Welche Praktiken der Emotionserzeugung und -kanalisierung werden angewandt, um kollektive Handlungsziele zu erreichen und kollektive Identitäten zu formieren? Wie werden Emotionen wie bspw. Trauer, Hass, Angst, Scham, Schuld, Reue in unterschiedlichen sprachlichen sowie performativen Erinnerungsdiskursen artikuliert? Welche Emotionen ermöglichen oder verhindern die Beilegung von Konflikten bzw. die Rückkehr zur Kooperation?  Was sind z.B. die individuellen, sozialen und kulturellen Vorrausetzungen für Vergebung und Aussöhnung?

Profil:
Soziologische  und ethnologische Forschung zum Verhältnis von Emotionen, Macht und sozialen Strukturen werden mit psychologischen Ansätzen zu emotionalen Dynamiken in Konflikten sowie mit politik- und literaturwissenschaftlichen Analysen emotionaler Diskurse verknüpft. Die in den verschiedenen Disziplinen formulierten Konflikt- und Kooperationstheorien, die bisher Emotionen weitgehend ausklammern, werden so wesentlich erweitert. Auf methodischer Ebene kommen  qualitative (ethnografische in situ) Verfahren, mediale Analysen, sowie standardisierte und experimentelle Verfahren zum Einsatz. Der (kontrastive) Kulturvergleich bildet ebenso wie die sozialstrukturelle Analyse ein zentrales Erkenntnisinstrument.

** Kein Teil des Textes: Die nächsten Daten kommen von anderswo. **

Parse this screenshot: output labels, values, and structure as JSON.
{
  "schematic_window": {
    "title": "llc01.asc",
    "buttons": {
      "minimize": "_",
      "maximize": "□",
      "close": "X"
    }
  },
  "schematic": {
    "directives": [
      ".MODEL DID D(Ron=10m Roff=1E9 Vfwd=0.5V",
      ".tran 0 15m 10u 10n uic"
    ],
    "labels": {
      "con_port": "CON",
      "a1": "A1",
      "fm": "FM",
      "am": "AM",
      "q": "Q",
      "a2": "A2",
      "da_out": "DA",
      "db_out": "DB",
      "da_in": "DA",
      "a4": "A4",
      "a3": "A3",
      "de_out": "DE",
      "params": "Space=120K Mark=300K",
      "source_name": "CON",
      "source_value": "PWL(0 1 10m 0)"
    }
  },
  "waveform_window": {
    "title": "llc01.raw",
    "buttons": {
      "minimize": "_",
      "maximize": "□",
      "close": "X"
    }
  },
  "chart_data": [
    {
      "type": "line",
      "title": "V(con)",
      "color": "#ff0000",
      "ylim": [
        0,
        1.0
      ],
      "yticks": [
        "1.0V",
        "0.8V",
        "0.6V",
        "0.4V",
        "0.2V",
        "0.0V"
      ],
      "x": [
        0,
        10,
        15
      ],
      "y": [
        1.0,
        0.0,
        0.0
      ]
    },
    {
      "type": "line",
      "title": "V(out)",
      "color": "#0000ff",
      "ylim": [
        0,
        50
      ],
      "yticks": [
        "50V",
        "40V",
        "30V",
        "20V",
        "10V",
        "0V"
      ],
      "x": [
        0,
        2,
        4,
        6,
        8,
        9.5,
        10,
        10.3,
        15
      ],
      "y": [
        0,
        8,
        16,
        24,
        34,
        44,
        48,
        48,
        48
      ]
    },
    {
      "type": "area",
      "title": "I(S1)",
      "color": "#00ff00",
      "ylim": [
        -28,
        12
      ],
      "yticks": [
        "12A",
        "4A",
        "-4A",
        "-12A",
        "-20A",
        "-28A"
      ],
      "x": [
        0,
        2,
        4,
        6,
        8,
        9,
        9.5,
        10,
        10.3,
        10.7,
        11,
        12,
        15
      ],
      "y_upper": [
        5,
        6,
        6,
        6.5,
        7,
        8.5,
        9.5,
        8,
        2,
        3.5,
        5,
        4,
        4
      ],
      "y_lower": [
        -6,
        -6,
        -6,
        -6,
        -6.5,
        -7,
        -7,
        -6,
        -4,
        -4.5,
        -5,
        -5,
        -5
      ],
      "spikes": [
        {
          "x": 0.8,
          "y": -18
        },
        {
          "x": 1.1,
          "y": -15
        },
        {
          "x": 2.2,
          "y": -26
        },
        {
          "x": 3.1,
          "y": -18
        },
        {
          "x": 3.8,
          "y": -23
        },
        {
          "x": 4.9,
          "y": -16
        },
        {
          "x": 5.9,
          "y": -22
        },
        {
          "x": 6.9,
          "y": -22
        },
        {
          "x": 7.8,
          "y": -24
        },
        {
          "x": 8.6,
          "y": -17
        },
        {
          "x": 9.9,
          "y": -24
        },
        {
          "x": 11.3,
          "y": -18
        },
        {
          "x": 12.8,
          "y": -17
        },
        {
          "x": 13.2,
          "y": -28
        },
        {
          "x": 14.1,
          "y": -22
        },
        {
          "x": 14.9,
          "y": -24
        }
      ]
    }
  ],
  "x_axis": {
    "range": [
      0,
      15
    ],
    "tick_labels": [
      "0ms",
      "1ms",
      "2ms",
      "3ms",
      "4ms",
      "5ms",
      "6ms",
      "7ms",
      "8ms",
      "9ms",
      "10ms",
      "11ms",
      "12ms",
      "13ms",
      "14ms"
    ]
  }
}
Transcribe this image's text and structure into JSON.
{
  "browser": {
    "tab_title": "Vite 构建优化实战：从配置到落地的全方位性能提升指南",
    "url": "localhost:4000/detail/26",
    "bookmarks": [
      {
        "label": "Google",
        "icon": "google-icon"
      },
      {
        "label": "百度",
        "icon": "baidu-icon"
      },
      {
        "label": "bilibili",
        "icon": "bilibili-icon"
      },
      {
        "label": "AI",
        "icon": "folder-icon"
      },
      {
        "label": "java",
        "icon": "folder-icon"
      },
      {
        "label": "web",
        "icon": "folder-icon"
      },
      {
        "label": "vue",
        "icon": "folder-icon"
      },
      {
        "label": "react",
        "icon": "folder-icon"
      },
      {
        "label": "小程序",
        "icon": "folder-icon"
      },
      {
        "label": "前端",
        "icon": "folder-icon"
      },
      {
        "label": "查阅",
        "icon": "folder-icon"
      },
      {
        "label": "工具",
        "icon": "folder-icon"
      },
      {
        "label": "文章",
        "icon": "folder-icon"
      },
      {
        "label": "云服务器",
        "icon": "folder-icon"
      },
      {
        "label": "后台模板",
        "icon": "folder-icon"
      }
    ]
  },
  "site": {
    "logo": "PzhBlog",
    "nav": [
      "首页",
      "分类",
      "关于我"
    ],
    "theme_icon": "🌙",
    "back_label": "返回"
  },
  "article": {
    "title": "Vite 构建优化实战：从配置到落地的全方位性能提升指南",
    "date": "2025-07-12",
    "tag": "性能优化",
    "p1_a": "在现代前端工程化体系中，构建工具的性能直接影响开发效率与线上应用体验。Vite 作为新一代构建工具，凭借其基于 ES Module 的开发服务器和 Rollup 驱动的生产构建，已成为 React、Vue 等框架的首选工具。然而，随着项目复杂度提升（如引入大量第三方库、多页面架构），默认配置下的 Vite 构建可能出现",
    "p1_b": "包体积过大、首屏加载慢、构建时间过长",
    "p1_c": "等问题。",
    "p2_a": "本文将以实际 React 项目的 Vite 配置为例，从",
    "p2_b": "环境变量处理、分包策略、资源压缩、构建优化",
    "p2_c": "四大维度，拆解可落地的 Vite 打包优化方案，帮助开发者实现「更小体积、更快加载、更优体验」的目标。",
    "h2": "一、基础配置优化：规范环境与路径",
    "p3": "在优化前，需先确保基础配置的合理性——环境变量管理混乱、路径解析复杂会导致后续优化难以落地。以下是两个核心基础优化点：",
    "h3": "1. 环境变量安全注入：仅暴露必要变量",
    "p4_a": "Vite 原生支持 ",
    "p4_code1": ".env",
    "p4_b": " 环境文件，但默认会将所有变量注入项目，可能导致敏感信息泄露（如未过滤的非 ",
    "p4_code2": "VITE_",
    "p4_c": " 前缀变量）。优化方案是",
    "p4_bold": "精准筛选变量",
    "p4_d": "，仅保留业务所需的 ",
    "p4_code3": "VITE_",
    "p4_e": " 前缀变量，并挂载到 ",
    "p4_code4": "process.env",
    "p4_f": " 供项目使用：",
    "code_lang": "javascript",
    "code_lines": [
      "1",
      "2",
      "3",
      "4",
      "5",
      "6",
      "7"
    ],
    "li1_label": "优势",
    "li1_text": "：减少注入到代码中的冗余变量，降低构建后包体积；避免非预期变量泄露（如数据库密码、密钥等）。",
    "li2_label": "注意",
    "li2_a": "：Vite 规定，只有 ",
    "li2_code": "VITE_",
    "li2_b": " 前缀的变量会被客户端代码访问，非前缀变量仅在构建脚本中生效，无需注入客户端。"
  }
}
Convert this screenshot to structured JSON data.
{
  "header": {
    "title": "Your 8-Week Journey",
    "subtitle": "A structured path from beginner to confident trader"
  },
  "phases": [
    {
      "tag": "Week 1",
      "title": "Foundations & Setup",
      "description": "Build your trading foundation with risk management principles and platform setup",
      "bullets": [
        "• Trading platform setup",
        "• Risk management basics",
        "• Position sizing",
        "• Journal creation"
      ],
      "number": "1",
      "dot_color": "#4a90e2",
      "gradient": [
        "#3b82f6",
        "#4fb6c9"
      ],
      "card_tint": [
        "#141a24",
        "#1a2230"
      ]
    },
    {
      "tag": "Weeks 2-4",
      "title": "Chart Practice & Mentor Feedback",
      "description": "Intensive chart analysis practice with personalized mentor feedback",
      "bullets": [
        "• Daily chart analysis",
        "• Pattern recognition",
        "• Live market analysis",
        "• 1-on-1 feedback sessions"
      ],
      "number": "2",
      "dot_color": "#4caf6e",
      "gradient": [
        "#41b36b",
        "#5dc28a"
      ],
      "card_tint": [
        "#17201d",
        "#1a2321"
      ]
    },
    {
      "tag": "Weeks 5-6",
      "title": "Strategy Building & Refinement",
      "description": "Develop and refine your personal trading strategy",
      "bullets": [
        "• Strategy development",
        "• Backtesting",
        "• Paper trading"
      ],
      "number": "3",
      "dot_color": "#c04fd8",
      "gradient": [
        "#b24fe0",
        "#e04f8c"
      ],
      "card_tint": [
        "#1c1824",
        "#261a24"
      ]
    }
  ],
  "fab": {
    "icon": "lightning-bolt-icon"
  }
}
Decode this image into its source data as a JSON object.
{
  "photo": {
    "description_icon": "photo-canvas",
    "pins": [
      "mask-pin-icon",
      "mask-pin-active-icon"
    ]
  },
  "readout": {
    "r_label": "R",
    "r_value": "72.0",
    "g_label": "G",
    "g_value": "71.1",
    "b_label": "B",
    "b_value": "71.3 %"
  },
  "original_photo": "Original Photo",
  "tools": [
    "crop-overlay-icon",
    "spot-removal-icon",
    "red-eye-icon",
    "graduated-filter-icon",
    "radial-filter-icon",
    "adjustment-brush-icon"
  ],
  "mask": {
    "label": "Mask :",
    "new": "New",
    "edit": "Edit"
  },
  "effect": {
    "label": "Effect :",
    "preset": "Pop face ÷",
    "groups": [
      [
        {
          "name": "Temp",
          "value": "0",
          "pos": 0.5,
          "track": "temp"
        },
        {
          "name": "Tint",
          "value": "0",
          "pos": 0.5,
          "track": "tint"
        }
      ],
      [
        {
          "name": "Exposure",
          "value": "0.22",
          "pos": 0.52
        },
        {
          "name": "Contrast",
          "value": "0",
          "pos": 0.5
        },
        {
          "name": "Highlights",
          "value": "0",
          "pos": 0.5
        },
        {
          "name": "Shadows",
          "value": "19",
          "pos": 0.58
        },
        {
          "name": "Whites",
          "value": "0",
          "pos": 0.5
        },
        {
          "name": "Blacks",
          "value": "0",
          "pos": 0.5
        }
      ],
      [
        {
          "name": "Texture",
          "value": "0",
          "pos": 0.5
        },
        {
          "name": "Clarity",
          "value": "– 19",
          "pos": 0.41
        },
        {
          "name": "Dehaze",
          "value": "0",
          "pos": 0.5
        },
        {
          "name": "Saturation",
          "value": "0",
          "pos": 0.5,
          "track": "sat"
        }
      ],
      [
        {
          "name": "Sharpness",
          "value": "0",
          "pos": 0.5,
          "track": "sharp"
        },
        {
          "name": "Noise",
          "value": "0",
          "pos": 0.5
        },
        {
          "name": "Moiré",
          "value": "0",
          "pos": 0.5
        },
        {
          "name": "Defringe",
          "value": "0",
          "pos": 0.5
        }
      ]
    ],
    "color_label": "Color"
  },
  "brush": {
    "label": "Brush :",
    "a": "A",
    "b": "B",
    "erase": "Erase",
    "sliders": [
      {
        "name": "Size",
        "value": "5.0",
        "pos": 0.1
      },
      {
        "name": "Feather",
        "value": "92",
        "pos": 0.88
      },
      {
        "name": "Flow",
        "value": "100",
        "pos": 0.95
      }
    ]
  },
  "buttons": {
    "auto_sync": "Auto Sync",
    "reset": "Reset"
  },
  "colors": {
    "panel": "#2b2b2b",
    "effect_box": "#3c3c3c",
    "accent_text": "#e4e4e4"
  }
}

2. Kulturelle Poetiken von Emotionen

Ziel:
Der Schwerpunkt vereint Projekte, die die literarische und künstlerische Codierung von Emotionen in unterschiedlichen Genres und historischen sowie kulturellen Kontexten untersuchen. Das zentrale Ziel ist, die Emotionscodierungen der betrachteten Text-, Bild- oder Musikgattungen als Teil der jeweiligen Gesamtkultur zu analysieren, also ihre Mitwirkung an Konstitution, Perpetuierung sowie Modifikation von kulturellen Sinn- und Zeichenbildungen zu erfassen.

Fragestellungen:
Welche Wechselwirkungen existieren zwischen ästhetischer und sozialer Kommunikation über Emotionen? Welchen Anteil haben Literatur und Kunst an der Artikulation und Geltung von Gefühlsregeln? Wie werden in  kulturell und historisch differenten Affekttheorien sowie Ideologien körperliche und kognitive emotionale Prozesse relationiert? Wie wird das Verhältnis von Authentizität und Simulation, Natürlichkeit und Künstlichkeit, Sozialität und Individualität, Intentionalität und Unkontrollierbarkeit, Innerlichkeit und Äußerlichkeit von Emotionen gedacht?

Profil:
Besonderes Merkmal  dieses Bereiches ist eine holistischen Perspektive, die dezidiert auf Wechselwirkungen zwischen ästhetischen Gattungen und anderen kulturellen Wissenssystemen ausgerichtet ist.  Während Area B primär die in den europäischen Künsten enthaltenen Affektmodelle untersucht,  konzentriert sich Area D auf das Zusammenspiel verschiedener Codes und Bedeutungssysteme bei der Artikulation von Affektmodellen in unterschiedlichen kulturellen und historischen Kontexten.

3. Interaffektivität

Ziel:

Im Mittelpunkt dieses Bereichs stehen emotionale Kommunikations- und Koordinationsprozesse in der sozialen Interaktion. Er vereint Projekte, die emotionale Ausdruckszeichen in sozialen Austausch- und Verständigungsprozessen bei menschlichen und nicht-menschlichen Primaten analysieren mit solchen, die die ontogenetische Differenzierung von Emotionen und ihren Ausdruckszeichen im Kulturvergleich untersuchen.  Ziel ist es, Einsichten in Phylogenese und Ontogenese  "sozialer Emotionen" sowie Aufschlüsse darüber zu gewinnen, welche Funktion sie für die Konstruktion und Kommunikation von Bedeutung in der sozialen Interaktion und für deren Koordination übernehmen.

Fragestellungen:
Welche Zusammenhänge und kulturellen Differenzen bestehen zwischen "empathizing" und "mentalizing"? Auf welchen ultimaten Mechanismen basieren kollektive Emotionen? Wie beeinflussen kulturspezifische Emotionskonzepte und Sozialisationspraktiken Empathievermögen? Welche evolutionsbiologischen Grundlagen "sozialer Emotionen" lassen sich aus der Primatenforschung gewinnen? Mit welchen Methoden lässt sich emotionales Einfühlen in der sozialen Interaktion aufdecken und beschreiben?

Profil:
Vernetzung evolutions- und entwicklungspsychologischer sowie ethnologischer und gruppensoziologischer Ansätze. Diese stellen vor allem im Bereich des Artenvergleichs (Mensch und Tier) Neuland im Sinne von "high risk"- Forschung dar. Der Schwerpunkt – auch in Abgrenzung zu sozialen Interaktionsstudien in anderen Areas – liegt auf empirischen Untersuchungen in "natürlichen" Kontexten und  der kulturkomparativen bzw. gruppenspezifischen Perspektive.